Arca daha portakalımızda vitamindi, şimdi bir hamur oldu, çamur oldu. Allah için hammadde iyi de bundan sonrası nasıl olacak? Onu ellerimizde şekillendirmek ve bir ürün ortaya çıkarmak bir süreç meselesi. Doğrusu bu sürecin tadını çıkarmak, her anını yaşamak olmalı. Olmalı da benim derdim ürün! Sonuç odaklı bir yapım var maalesef! Ana babanın dilekleri istekleri bitmiyor. İlkere sorsan terbiyeli, dürüst, insan ilişkileri kuvvetli biri olsun, zekadan da yüksek notlardan da daha iyi meziyetler bunlar. Bense altını doldurmak isterim, detaylandırmak isterim. Mutlu insan olmalı pozitif olmalı, neşeli olmalı, her şeye negatif ve mızmız yaklaşmasın. Kitaplardan, sinemadan, sanattan keyif alan, yaptığı işten, sosyal çevresine kadar hayatının her anından mutluluk çıkarmayı bilen bir insan olsun. Çocuğun anlık mutluluğunu beslemek değil anlatmaya çalıştığım, bunu kendi kendine yapabilmesi için yol göstermek. Derin mevzulara giriş yaptık, sustum!

Lafın dönüp dolaşıp geldiği yere bak! Ne diyordum büyük yatak? Geçmeli mi beklemeli mi? Bu süreçte ne yapmalı?

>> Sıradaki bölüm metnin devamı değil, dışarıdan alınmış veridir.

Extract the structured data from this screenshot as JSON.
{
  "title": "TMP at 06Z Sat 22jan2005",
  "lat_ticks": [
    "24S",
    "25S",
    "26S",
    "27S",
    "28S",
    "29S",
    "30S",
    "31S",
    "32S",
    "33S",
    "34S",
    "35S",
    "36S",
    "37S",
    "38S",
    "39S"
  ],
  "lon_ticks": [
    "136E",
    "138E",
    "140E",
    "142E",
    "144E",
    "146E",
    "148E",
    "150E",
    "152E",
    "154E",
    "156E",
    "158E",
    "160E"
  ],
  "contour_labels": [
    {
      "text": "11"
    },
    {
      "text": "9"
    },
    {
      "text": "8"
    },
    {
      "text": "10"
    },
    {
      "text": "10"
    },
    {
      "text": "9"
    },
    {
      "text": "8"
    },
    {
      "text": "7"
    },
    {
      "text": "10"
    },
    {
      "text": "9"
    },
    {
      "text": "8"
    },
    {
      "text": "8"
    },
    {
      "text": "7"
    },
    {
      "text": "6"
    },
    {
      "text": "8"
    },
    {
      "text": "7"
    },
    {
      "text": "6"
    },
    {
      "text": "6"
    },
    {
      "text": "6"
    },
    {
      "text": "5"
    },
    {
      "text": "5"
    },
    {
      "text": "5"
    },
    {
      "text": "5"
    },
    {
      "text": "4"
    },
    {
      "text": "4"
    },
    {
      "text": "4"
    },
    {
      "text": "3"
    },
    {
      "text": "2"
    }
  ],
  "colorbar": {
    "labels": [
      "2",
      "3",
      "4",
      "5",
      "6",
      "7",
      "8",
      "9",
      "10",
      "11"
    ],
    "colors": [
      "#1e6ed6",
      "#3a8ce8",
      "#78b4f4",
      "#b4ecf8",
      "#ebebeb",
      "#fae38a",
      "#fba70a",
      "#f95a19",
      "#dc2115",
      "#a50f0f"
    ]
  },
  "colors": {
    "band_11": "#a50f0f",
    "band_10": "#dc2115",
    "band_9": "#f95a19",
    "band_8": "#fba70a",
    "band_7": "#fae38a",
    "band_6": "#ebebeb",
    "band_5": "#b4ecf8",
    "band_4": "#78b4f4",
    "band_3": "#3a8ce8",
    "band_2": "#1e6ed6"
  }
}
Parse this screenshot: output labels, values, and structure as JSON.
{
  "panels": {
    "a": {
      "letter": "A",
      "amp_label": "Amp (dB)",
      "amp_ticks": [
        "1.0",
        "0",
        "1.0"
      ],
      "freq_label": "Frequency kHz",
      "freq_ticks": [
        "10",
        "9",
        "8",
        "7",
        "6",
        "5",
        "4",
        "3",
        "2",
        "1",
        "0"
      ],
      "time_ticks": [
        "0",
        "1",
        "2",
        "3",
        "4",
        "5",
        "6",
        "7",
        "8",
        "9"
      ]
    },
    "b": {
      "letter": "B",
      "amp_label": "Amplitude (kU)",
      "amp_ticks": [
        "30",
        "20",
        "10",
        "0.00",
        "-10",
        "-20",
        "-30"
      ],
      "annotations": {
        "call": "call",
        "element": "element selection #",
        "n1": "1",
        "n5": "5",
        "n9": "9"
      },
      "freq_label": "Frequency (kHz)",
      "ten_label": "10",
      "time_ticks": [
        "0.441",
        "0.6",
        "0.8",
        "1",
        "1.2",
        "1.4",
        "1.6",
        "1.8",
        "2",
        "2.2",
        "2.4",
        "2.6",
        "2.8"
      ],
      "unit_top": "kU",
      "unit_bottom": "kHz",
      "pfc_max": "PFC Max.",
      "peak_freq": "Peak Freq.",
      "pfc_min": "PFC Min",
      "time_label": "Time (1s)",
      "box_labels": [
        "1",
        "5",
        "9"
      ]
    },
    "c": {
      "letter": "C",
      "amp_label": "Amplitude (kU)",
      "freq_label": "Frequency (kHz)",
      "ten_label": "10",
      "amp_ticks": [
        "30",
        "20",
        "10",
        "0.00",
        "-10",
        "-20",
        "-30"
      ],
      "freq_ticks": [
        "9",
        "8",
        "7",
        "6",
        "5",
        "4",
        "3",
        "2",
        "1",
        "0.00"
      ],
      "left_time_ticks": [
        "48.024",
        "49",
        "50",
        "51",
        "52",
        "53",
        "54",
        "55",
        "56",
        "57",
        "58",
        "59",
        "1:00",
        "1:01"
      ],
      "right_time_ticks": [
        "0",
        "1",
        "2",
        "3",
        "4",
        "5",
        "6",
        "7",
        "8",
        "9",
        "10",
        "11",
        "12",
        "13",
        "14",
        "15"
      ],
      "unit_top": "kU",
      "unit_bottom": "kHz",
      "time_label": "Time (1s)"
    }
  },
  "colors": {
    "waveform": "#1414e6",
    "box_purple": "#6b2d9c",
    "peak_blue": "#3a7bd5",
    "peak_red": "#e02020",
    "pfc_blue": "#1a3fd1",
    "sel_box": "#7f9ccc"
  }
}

----------------------------------------------------------------------

Filmi izlemek isteyen gerisini okumasın ama ben yazmadan edemeyeceğim:
Sonunda adam çok yaşlanmış, ve hayatını ileri sarmakla, durdurmakla geçirmiş. B.ktan zamanları yaşamaktan kurtulayım derken çocuklarının ailesinin değişme sürecine tanık olamamış. Kötüydü be!